Do jej zakupu zachęcił mnie jej kolor, bez żadnych drobinek, przecudny róż, czasem wpadający w koral, czasem wręcz w fuksję, w zależności od światła oraz od ilości nałożonych warstw. Na poniższej fotce mam nałożoną jedną cienką warstwę, efekt jest bardzo naturalny :-) 
Jednak nie tylko kolor tak przekonał mnie do tej szminki. Be Legendary Lipstick daje piękne satynowe wykończenie, ma cudowną kremową konsystencję, jest bardzo trwała, a także wyraźnie nawilża usta! Ta szminka jeszcze nigdy nie przesuszyła mi ust, co wcześniej było zawsze moim problemem przy użyciu tak napigmentowanych i tak trwałych szminek. 
Be Legendary Lipstick zawiera między innymi witaminy E i C, masło shea oraz inne składniki nawilżające. 
Jestem tak zachwycona tą szminką, że kupiłam sobie jeszcze jedną, o odcieniu Honey, takim brązowo-beżowym, również przecudnym :-) 
Moją pierwszą Be Legendary Lipstick kupiłam rok temu, mam jeszcze jej odrobinę, myślę że wystarczy mi jeszcze na dobry miesiąc albo dwa. Zapłaciłam za nią 18 Euro, a kolejne zapasowe opakowanie kupiłam w strefie bezcłowej za 16 Euro. 
2. Druga szminka, którą pokochalam, to szminka z Inglota
Pamiętam że jakieś 7 lat temu kupiłam sobie 2 szminki z tej firmy, ale nie byłam do końca zadowolona...
Jakieś 1,5 roku temu szukałam szminki w lekko koralowym odcieniu. I wlaśnie w salonie Inglota znalazłam odcień, który odrazu przypadł mi do gustu - kolor  
nr 146, wpadający w koral, bez drobinek. Nie robiłam sobie dużych nadziei, że będę z niej zadowolona, ale pomyślałam, że za 20 zł warto znowu spróbować. I rzeczywiście było warto!
Usta po jej nałożeniu wyglądają naprawdę promiennie! Szminka ta, podobnie jak ze Smashbox, nie wysusza ust, lecz je nawilża. Jest bardzo trwała, ma kremową konsystencję, właściwie jakościowo nie odbiega od Smashbox. Jestem z niej bardzo zadowolona, i jeszcze ta cena - 20 zł za takie cudeńko :-) 
A tu jeszcze wszystkie moje kolorki dla porównania:  
1. Smashbox Be Legendary Lipstick w kolorze Posy Pink
2.  Smashbox Be Legendary Lipstick w kolorzeHoney
3. Inglot w kolorze 146
 


Dla zainteresowanych warto wspomnieć, że zarówno Smashbox jak i Inglot nie posiadają w swoim składzie parabenów. 
Obydwie zamknięte są w eleganckich czarnych opakowaniach. 

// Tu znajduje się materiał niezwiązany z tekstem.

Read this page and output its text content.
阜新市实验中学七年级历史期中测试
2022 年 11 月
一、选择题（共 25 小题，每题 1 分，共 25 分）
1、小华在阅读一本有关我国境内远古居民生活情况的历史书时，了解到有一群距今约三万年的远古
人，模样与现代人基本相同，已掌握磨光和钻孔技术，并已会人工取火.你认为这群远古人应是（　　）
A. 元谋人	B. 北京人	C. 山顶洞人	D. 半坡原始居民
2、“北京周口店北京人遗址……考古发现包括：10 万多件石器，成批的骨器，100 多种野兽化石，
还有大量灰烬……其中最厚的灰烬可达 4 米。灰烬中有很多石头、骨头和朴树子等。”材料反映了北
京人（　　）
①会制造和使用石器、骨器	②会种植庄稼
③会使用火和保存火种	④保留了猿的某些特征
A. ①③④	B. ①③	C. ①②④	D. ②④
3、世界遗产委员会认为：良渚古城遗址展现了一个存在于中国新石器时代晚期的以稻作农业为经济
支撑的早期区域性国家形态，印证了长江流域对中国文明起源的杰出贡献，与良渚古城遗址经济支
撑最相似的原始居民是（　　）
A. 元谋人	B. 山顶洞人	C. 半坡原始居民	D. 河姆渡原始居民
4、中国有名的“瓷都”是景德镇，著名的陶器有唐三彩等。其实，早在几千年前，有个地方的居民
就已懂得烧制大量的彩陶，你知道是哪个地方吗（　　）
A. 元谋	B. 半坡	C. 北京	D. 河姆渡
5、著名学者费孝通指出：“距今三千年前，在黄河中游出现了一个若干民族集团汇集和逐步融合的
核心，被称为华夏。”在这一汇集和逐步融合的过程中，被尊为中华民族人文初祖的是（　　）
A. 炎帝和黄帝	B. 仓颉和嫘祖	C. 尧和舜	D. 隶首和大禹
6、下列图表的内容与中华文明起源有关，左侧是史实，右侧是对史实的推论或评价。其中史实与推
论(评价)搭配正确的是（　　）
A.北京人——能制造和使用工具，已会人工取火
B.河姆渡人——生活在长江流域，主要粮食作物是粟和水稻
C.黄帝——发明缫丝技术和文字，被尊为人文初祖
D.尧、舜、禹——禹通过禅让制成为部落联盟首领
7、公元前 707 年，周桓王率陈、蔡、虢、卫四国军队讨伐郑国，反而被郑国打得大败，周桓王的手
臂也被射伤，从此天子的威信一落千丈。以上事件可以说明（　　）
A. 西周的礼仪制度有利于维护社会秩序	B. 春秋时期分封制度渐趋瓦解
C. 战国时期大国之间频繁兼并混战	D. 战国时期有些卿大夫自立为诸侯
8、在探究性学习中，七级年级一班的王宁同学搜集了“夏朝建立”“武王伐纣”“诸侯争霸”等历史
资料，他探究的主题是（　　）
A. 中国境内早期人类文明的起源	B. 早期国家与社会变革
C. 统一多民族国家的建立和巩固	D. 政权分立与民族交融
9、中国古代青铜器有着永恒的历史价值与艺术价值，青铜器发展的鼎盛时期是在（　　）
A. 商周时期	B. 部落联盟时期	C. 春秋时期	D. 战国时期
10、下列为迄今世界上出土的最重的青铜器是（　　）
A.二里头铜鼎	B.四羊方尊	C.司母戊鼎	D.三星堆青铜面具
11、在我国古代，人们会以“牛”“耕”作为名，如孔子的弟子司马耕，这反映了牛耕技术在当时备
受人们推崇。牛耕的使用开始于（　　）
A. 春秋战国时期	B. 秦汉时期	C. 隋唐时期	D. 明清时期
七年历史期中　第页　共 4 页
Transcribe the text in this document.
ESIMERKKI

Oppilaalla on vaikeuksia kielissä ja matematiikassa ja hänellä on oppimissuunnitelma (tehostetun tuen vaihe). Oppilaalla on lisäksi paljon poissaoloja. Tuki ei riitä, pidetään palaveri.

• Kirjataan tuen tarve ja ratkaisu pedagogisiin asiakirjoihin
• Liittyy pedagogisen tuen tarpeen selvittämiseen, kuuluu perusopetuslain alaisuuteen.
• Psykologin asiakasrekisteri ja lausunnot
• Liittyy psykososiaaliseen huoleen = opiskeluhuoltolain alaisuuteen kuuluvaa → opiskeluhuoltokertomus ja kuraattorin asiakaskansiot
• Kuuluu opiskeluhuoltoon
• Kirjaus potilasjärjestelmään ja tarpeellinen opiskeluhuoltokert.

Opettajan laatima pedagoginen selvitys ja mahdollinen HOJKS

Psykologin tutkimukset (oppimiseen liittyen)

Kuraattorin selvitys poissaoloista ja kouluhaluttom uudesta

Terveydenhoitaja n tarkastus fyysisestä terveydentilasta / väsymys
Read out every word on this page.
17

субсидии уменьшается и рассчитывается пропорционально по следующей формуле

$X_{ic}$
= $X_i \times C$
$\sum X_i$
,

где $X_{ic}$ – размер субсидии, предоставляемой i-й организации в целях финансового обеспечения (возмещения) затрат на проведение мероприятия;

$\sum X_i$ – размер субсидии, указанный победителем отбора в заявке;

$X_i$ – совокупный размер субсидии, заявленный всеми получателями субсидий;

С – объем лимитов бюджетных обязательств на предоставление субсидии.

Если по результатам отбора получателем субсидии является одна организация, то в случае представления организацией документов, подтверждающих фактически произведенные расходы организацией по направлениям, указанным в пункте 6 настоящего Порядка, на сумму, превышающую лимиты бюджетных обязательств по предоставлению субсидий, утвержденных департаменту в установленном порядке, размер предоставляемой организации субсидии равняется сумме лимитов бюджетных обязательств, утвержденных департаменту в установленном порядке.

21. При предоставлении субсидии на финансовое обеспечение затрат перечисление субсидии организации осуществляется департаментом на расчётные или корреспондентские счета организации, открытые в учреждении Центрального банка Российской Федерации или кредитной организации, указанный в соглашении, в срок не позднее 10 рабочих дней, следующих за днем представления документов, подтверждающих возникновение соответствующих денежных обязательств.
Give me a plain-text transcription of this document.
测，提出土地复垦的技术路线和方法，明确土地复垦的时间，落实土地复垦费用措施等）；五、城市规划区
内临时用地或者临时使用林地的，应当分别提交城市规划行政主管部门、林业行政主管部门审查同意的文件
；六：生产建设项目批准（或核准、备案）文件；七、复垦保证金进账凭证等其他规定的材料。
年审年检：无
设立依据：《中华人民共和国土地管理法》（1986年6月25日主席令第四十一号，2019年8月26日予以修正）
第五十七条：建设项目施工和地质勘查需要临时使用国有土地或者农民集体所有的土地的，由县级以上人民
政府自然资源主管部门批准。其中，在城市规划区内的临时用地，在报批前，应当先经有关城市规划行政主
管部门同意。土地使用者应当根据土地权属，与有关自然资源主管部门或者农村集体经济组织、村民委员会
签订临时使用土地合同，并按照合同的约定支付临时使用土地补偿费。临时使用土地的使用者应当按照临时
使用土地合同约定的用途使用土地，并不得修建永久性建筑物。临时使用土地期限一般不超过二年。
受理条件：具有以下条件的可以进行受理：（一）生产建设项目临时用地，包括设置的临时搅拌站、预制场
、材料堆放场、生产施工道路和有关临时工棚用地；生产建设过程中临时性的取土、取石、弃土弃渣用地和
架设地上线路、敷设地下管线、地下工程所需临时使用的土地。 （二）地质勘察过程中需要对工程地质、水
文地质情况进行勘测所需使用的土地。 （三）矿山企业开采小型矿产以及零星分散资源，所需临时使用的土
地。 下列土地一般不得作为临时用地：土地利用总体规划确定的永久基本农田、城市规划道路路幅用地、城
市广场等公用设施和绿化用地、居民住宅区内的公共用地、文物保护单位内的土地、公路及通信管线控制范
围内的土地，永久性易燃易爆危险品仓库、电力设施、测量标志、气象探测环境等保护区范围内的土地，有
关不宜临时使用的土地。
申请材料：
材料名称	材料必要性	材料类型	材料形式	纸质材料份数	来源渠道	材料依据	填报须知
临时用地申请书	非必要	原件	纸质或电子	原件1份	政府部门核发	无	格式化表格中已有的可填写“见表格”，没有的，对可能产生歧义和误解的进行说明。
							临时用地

A wy jakich szminek używacie najchętniej? 
Macie swoje ulubione marki, odcienie? 

Buziaki z coraz zimniejszej Austrii!

P.S. Drogie dziewczyny, zachecam do pomocy temu malemu Skarbowi: 

39 komentarzy:

  1. ładne, wszystkie takie delikatne, nadają się na codzień.

    OdpowiedzUsuń
    Odpowiedzi
    1. Zgadza sie Żanetko, ja chyba lubie wlasnie takie codzienne delikatne kolory ;)

      Usuń
  2. hello!

    I’m following your blog on GFC.

    Would you like to follow each other?

    I hope you’ll visit my blog too.

    xoxo
    Bea

    OdpowiedzUsuń
  3. u WIEL BIAM szminki! mam ich dziesiatki w kosmetyczne ;) ostatnio mam faze na Celia i Mac...
    ale tak naprawde niepogardze zadna szminka :)

    musze sie wziac w garsc i powrzucac troche na swojego bloga! kolekcje mam spora! i ciagle sie powieksza ;)nic na to nie poradze, ze szminki kocham!

    kiedys tak mialam z blyszczykami, jednak w koncu dojrzalam do szminek :)

    OdpowiedzUsuń
    Odpowiedzi
    1. Hehehehe, witam w klubie :)
      Musisz koniecznie pokazac twoja kolekcje na blogu :)
      Ja tez mam spora kolekcje, tutaj pokazalam tylko moje trzy ulubione ;)
      Mam jedna z MACa, ale ona niestety troche wysusza mi usta...
      Pozdrowionka!

      Usuń
    2. kolory ktore pokazalas sa zdecydowanie "moje" ;)
      ale ze Smashboxa nie mam ani jednej!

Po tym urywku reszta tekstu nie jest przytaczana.